Planning permission: Conditions

Appellant commencing development in breach of conditions precedent - respondent aware of breach - whether respondent's behaviour amounting to waiver of obligation on appellant's part to comply with necessary formalities - whether appellant having legitimate expectation that development in breach of conditions permissible

Henry Boot Homes Ltd v Bassetlaw District Council: Court of Appeal (Lords Justice Brooke and Keene and Mr Justice Bodey): 28 November 2002

In 1994, the respondent council granted outline planning permission for the residential development of a site that the appellant subsequently purchased in 1995.

The appellant successfully applied, under section 73 of the Town and Country Planning Act 1990, to amend various conditions contained in the original permission.

The application took effect as a new planning permission that commenced in 1995 subject to certain time limits and containing a number of conditions precedent.

The appellant began work on the site.

Despite repeated reminders by the respondents, the appellant did not comply with the conditions precedent.

In 2000, the respondents informed the appellant that any further work at the site would be a breach of planning control, since its planning permission had lapsed.

The appellant sought a declaration that the outline permission had been validated by the work commenced prior to the expiry date, but, at first instance, the judge found for the respondents.

The appellant appealed.

It argued that the procedural irregularities were largely caused by the respondents' actions, which it claimed had given it the legitimate expectation that its development would be treated as having been commenced within the appropriate time frame.
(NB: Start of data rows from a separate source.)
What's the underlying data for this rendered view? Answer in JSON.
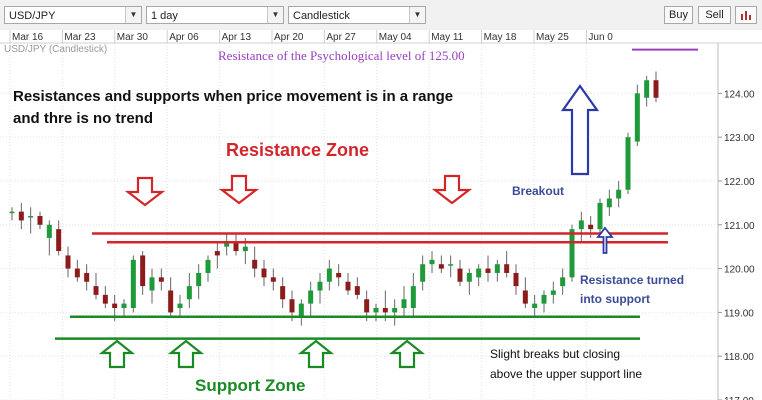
{
  "toolbar": {
    "symbol": "USD/JPY",
    "interval": "1 day",
    "chart_type": "Candlestick",
    "buy_label": "Buy",
    "sell_label": "Sell"
  },
  "chart_data": {
    "type": "candlestick",
    "symbol_label": "USD/JPY (Candlestick)",
    "x_tick_labels": [
      "Mar 16",
      "Mar 23",
      "Mar 30",
      "Apr 06",
      "Apr 13",
      "Apr 20",
      "Apr 27",
      "May 04",
      "May 11",
      "May 18",
      "May 25",
      "Jun 0"
    ],
    "y_tick_labels": [
      "124.00",
      "123.00",
      "122.00",
      "121.00",
      "120.00",
      "119.00",
      "118.00",
      "117.00"
    ],
    "y_ticks": [
      124,
      123,
      122,
      121,
      120,
      119,
      118,
      117
    ],
    "ylim": [
      117,
      125.15
    ],
    "grid": true,
    "colors": {
      "up": "#1f9a3a",
      "down": "#8c1c1c",
      "resistance": "#d2262a",
      "support": "#1a8a25",
      "psych": "#9a3fbf",
      "arrow": "#2c3aa5"
    },
    "candles": [
      [
        121.3,
        121.4,
        121.1,
        121.3
      ],
      [
        121.3,
        121.5,
        120.9,
        121.1
      ],
      [
        121.2,
        121.4,
        120.8,
        121.2
      ],
      [
        121.2,
        121.3,
        120.9,
        121.0
      ],
      [
        120.7,
        121.1,
        120.3,
        121.0
      ],
      [
        120.9,
        121.1,
        120.3,
        120.4
      ],
      [
        120.3,
        120.5,
        119.8,
        120.0
      ],
      [
        120.0,
        120.2,
        119.7,
        119.8
      ],
      [
        119.9,
        120.1,
        119.5,
        119.7
      ],
      [
        119.6,
        119.9,
        119.3,
        119.4
      ],
      [
        119.4,
        119.6,
        119.1,
        119.2
      ],
      [
        119.2,
        119.4,
        118.8,
        119.1
      ],
      [
        119.1,
        119.3,
        118.9,
        119.2
      ],
      [
        119.1,
        120.3,
        119.0,
        120.2
      ],
      [
        120.3,
        120.4,
        119.4,
        119.6
      ],
      [
        119.5,
        120.0,
        119.2,
        119.8
      ],
      [
        119.8,
        120.0,
        119.5,
        119.7
      ],
      [
        119.5,
        119.8,
        118.9,
        119.0
      ],
      [
        119.1,
        119.4,
        118.9,
        119.2
      ],
      [
        119.3,
        119.9,
        119.1,
        119.6
      ],
      [
        119.6,
        120.1,
        119.3,
        119.9
      ],
      [
        119.9,
        120.3,
        119.7,
        120.2
      ],
      [
        120.4,
        120.6,
        120.0,
        120.3
      ],
      [
        120.5,
        120.8,
        120.3,
        120.6
      ],
      [
        120.6,
        120.8,
        120.3,
        120.4
      ],
      [
        120.4,
        120.7,
        120.1,
        120.5
      ],
      [
        120.2,
        120.5,
        119.8,
        120.0
      ],
      [
        120.0,
        120.2,
        119.6,
        119.8
      ],
      [
        119.8,
        120.0,
        119.5,
        119.7
      ],
      [
        119.6,
        119.8,
        119.1,
        119.3
      ],
      [
        119.3,
        119.5,
        118.8,
        119.0
      ],
      [
        118.9,
        119.3,
        118.7,
        119.2
      ],
      [
        119.2,
        119.7,
        118.9,
        119.5
      ],
      [
        119.5,
        119.9,
        119.2,
        119.7
      ],
      [
        119.7,
        120.2,
        119.5,
        120.0
      ],
      [
        119.9,
        120.1,
        119.6,
        119.8
      ],
      [
        119.7,
        119.9,
        119.4,
        119.5
      ],
      [
        119.6,
        119.8,
        119.3,
        119.4
      ],
      [
        119.3,
        119.5,
        118.8,
        119.0
      ],
      [
        119.0,
        119.2,
        118.8,
        119.1
      ],
      [
        119.1,
        119.5,
        118.8,
        119.0
      ],
      [
        119.0,
        119.3,
        118.7,
        119.1
      ],
      [
        119.1,
        119.6,
        118.9,
        119.3
      ],
      [
        119.1,
        119.9,
        118.9,
        119.6
      ],
      [
        119.7,
        120.3,
        119.5,
        120.1
      ],
      [
        120.1,
        120.4,
        119.9,
        120.2
      ],
      [
        120.1,
        120.3,
        119.9,
        120.0
      ],
      [
        120.1,
        120.3,
        119.8,
        120.1
      ],
      [
        120.0,
        120.2,
        119.6,
        119.7
      ],
      [
        119.7,
        120.0,
        119.4,
        119.9
      ],
      [
        119.8,
        120.1,
        119.6,
        120.0
      ],
      [
        120.0,
        120.3,
        119.7,
        119.9
      ],
      [
        119.9,
        120.2,
        119.7,
        120.1
      ],
      [
        120.1,
        120.4,
        119.8,
        119.9
      ],
      [
        119.9,
        120.1,
        119.4,
        119.6
      ],
      [
        119.5,
        119.8,
        119.1,
        119.2
      ],
      [
        119.1,
        119.4,
        118.9,
        119.2
      ],
      [
        119.2,
        119.5,
        119.0,
        119.4
      ],
      [
        119.4,
        119.7,
        119.2,
        119.5
      ],
      [
        119.6,
        120.0,
        119.4,
        119.8
      ],
      [
        119.8,
        121.0,
        119.7,
        120.9
      ],
      [
        120.9,
        121.3,
        120.6,
        121.1
      ],
      [
        121.0,
        121.2,
        120.7,
        120.9
      ],
      [
        120.9,
        121.6,
        120.8,
        121.5
      ],
      [
        121.4,
        121.8,
        121.2,
        121.6
      ],
      [
        121.6,
        122.0,
        121.4,
        121.8
      ],
      [
        121.8,
        123.1,
        121.7,
        123.0
      ],
      [
        122.9,
        124.2,
        122.8,
        124.0
      ],
      [
        123.9,
        124.4,
        123.7,
        124.3
      ],
      [
        124.3,
        124.5,
        123.8,
        123.9
      ]
    ],
    "lines": {
      "resistance_upper": 120.8,
      "resistance_lower": 120.6,
      "support_upper": 118.9,
      "support_lower": 118.4,
      "psychological": 125.0
    },
    "annotations": {
      "psych_label": "Resistance of the Psychological level of 125.00",
      "range_line1": "Resistances and supports when price movement is in a range",
      "range_line2": "and thre is no trend",
      "resistance_zone": "Resistance Zone",
      "breakout": "Breakout",
      "turned_line1": "Resistance turned",
      "turned_line2": "into support",
      "support_zone": "Support Zone",
      "slight_line1": "Slight breaks but closing",
      "slight_line2": "above the upper support line"
    }
  }
}
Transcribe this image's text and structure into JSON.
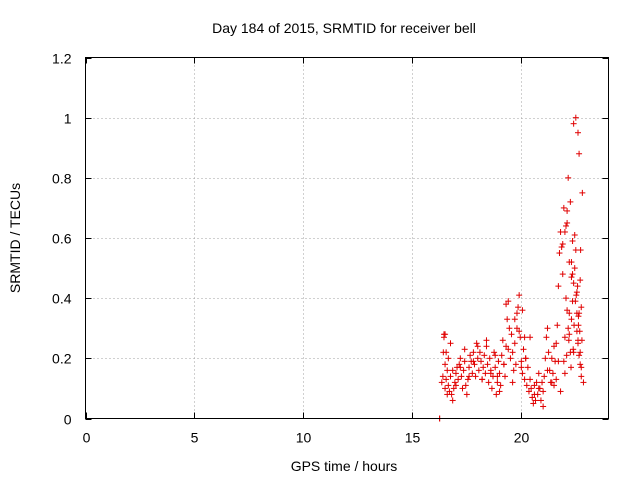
{
  "chart_data": {
    "type": "scatter",
    "title": "Day 184 of 2015, SRMTID for receiver bell",
    "xlabel": "GPS time / hours",
    "ylabel": "SRMTID / TECUs",
    "xlim": [
      0,
      24
    ],
    "ylim": [
      0,
      1.2
    ],
    "xticks": [
      0,
      5,
      10,
      15,
      20
    ],
    "xtick_labels": [
      "0",
      "5",
      "10",
      "15",
      "20"
    ],
    "yticks": [
      0,
      0.2,
      0.4,
      0.6,
      0.8,
      1.0,
      1.2
    ],
    "ytick_labels": [
      "0",
      "0.2",
      "0.4",
      "0.6",
      "0.8",
      "1",
      "1.2"
    ],
    "grid": true,
    "marker": "plus",
    "colors": {
      "series": "#e00000",
      "axes": "#000000",
      "grid": "#a0a0a0"
    },
    "series": [
      {
        "name": "SRMTID",
        "x": [
          16.25,
          16.25,
          16.35,
          16.4,
          16.42,
          16.45,
          16.5,
          16.5,
          16.55,
          16.6,
          16.65,
          16.7,
          16.75,
          16.8,
          16.85,
          16.9,
          16.95,
          17.0,
          17.05,
          17.1,
          17.15,
          17.2,
          17.25,
          17.3,
          17.35,
          17.4,
          17.45,
          17.5,
          17.55,
          17.6,
          17.65,
          17.7,
          17.75,
          17.8,
          17.85,
          17.9,
          17.95,
          18.0,
          18.05,
          18.1,
          18.15,
          18.2,
          18.25,
          18.3,
          18.35,
          18.4,
          18.45,
          18.5,
          18.55,
          18.6,
          18.65,
          18.7,
          18.75,
          18.8,
          18.85,
          18.9,
          18.95,
          19.0,
          19.05,
          19.1,
          19.15,
          19.2,
          19.25,
          19.3,
          19.35,
          19.4,
          19.45,
          19.5,
          19.55,
          19.6,
          19.65,
          19.7,
          19.75,
          19.8,
          19.85,
          19.9,
          19.95,
          20.0,
          20.05,
          20.1,
          20.15,
          20.2,
          20.25,
          20.3,
          20.35,
          20.4,
          20.45,
          20.5,
          20.55,
          20.6,
          20.65,
          20.7,
          20.75,
          20.8,
          20.85,
          20.9,
          20.95,
          21.0,
          21.05,
          21.1,
          21.15,
          21.2,
          21.25,
          21.3,
          21.35,
          21.4,
          21.45,
          21.5,
          21.55,
          21.6,
          21.65,
          21.7,
          21.75,
          21.8,
          21.85,
          21.9,
          21.95,
          22.0,
          22.05,
          22.1,
          22.15,
          22.2,
          22.25,
          22.3,
          22.35,
          22.4,
          22.45,
          22.5,
          22.55,
          22.6,
          22.65,
          22.7,
          22.75,
          16.45,
          16.55,
          16.65,
          16.75,
          16.85,
          17.0,
          17.2,
          17.4,
          17.6,
          17.8,
          18.0,
          18.2,
          18.4,
          18.6,
          18.8,
          19.0,
          19.2,
          19.4,
          19.6,
          19.8,
          20.0,
          20.2,
          20.4,
          20.6,
          20.8,
          21.0,
          21.2,
          21.4,
          21.6,
          21.8,
          22.0,
          22.2,
          22.4,
          22.6,
          16.5,
          16.6,
          18.9,
          19.3,
          19.7,
          19.9,
          20.05,
          20.15,
          21.5,
          21.7,
          21.9,
          22.1,
          22.3,
          22.35,
          22.45,
          22.55,
          22.65,
          22.7,
          22.75,
          22.8,
          22.15,
          22.25,
          22.4,
          22.5,
          22.6,
          22.65,
          22.72,
          22.05,
          22.1,
          22.2,
          22.3,
          22.35,
          22.42,
          22.48,
          22.58,
          22.62,
          22.68,
          22.78,
          22.85,
          21.95,
          22.0,
          22.08,
          22.18,
          22.28,
          22.38,
          22.52,
          22.55,
          22.62,
          22.7,
          22.75
        ],
        "y": [
          0.0,
          0.0,
          0.12,
          0.14,
          0.22,
          0.27,
          0.18,
          0.1,
          0.13,
          0.16,
          0.11,
          0.09,
          0.14,
          0.08,
          0.06,
          0.1,
          0.12,
          0.15,
          0.17,
          0.13,
          0.18,
          0.2,
          0.14,
          0.1,
          0.16,
          0.19,
          0.11,
          0.08,
          0.13,
          0.17,
          0.21,
          0.19,
          0.15,
          0.22,
          0.18,
          0.14,
          0.25,
          0.2,
          0.16,
          0.22,
          0.19,
          0.13,
          0.17,
          0.21,
          0.15,
          0.24,
          0.18,
          0.12,
          0.2,
          0.16,
          0.1,
          0.14,
          0.22,
          0.17,
          0.08,
          0.12,
          0.19,
          0.15,
          0.11,
          0.21,
          0.26,
          0.18,
          0.14,
          0.24,
          0.33,
          0.39,
          0.3,
          0.2,
          0.28,
          0.22,
          0.16,
          0.25,
          0.18,
          0.3,
          0.37,
          0.41,
          0.27,
          0.19,
          0.15,
          0.23,
          0.13,
          0.2,
          0.11,
          0.17,
          0.09,
          0.13,
          0.1,
          0.07,
          0.05,
          0.11,
          0.06,
          0.12,
          0.08,
          0.15,
          0.1,
          0.06,
          0.12,
          0.09,
          0.14,
          0.2,
          0.27,
          0.3,
          0.22,
          0.16,
          0.12,
          0.2,
          0.15,
          0.11,
          0.19,
          0.25,
          0.31,
          0.44,
          0.55,
          0.62,
          0.57,
          0.48,
          0.7,
          0.62,
          0.4,
          0.36,
          0.3,
          0.28,
          0.22,
          0.33,
          0.39,
          0.45,
          0.5,
          0.56,
          0.29,
          0.26,
          0.21,
          0.18,
          0.17,
          0.28,
          0.22,
          0.2,
          0.25,
          0.16,
          0.11,
          0.17,
          0.23,
          0.14,
          0.19,
          0.24,
          0.13,
          0.26,
          0.15,
          0.21,
          0.09,
          0.18,
          0.23,
          0.12,
          0.35,
          0.17,
          0.2,
          0.27,
          0.08,
          0.1,
          0.04,
          0.16,
          0.12,
          0.13,
          0.09,
          0.27,
          0.35,
          0.22,
          0.25,
          0.28,
          0.08,
          0.14,
          0.38,
          0.33,
          0.29,
          0.36,
          0.27,
          0.24,
          0.19,
          0.58,
          0.65,
          0.52,
          0.48,
          0.61,
          0.42,
          0.35,
          0.22,
          0.14,
          0.75,
          0.8,
          0.72,
          0.98,
          1.0,
          0.95,
          0.88,
          0.56,
          0.64,
          0.69,
          0.52,
          0.47,
          0.59,
          0.31,
          0.39,
          0.44,
          0.34,
          0.29,
          0.26,
          0.12,
          0.19,
          0.15,
          0.21,
          0.26,
          0.17,
          0.23,
          0.41,
          0.35,
          0.31,
          0.46,
          0.37
        ]
      }
    ]
  }
}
It also maintained that the respondents' conduct amounted to a waiver of its obligation to make a formal application under section 73 of the Act to vary or discharge the conditions, and that, therefore, development could commence for the purpose of sections 56 and 93 of the Act without compliance (see FG Whitley & Sons Co Ltd v Secretary of State for Wales [1992] 3 PLR 72, and demonstrated in Percy Bilton Industrial Properties Ltd v Secretary of State for the Environment [1976] 1 EGLR 141).

David Holgate QC and Timothy Morshead (instructed by Hammonds Suddards Edge, Leeds) for the appellant; Mark Lowe QC and Jonathan Clay (instructed by Sharpe Pritchard) for the respondents.
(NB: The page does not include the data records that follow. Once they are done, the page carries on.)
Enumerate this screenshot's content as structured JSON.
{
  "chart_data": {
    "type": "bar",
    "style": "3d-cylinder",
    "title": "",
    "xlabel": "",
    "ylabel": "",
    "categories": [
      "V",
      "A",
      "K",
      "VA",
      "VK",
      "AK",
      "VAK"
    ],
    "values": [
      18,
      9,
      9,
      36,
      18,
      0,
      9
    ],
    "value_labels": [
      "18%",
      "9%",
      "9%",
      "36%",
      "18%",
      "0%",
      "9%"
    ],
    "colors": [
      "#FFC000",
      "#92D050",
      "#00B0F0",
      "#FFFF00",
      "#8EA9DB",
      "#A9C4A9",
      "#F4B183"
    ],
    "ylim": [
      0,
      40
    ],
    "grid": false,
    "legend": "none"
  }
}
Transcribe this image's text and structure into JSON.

Held, the appeal was dismissed.

The comprehensive code of planning control meant that a local planning authority did not have the power informally to waive the need for compliance with a condition.

Therefore, any legitimate expectation on the part of developers that a local planning authority could authorise developments carried out in breach of condition could arise only in exceptional circumstances, where such developments would fail to affect the general public; in general terms the interests of the public weighed against the potential for legitimate expectation.

A condition could usually be varied or discharged only by an application under section 73 of the Town and Country Planning Act 1990.

This would then be entered on the planning register, which would be made available to the public; the decision in Percy Bilton was no longer relevant in the light of changes to the statutory planning system.

It was true that the appellant had continued its development in breach of the conditions but with the knowledge of the respondents.

However, it was not within the respondents' authority to authorise such works or waive the conditions, and since the works carried out by the appellant were in breach of various conditions, they could not amount to a valid commencement of the development under the outline permission.

As a result, the development, as authorised by the planning permission, was not commenced within the time frame and the outline permission had therefore lapsed.

The doctrine of legitimate expectation was rooted in fairness.

The appellant was an experienced developer, and it knew that it needed to comply with the conditions before permission could be granted.

Moreover, it had been alerted to the fact that it was acting in breach of condition on a number of occasions and had had a considerable period of time in which to address the situation and take the necessary legal advice, had it so wished, prior to the expiry of the outline planning permission.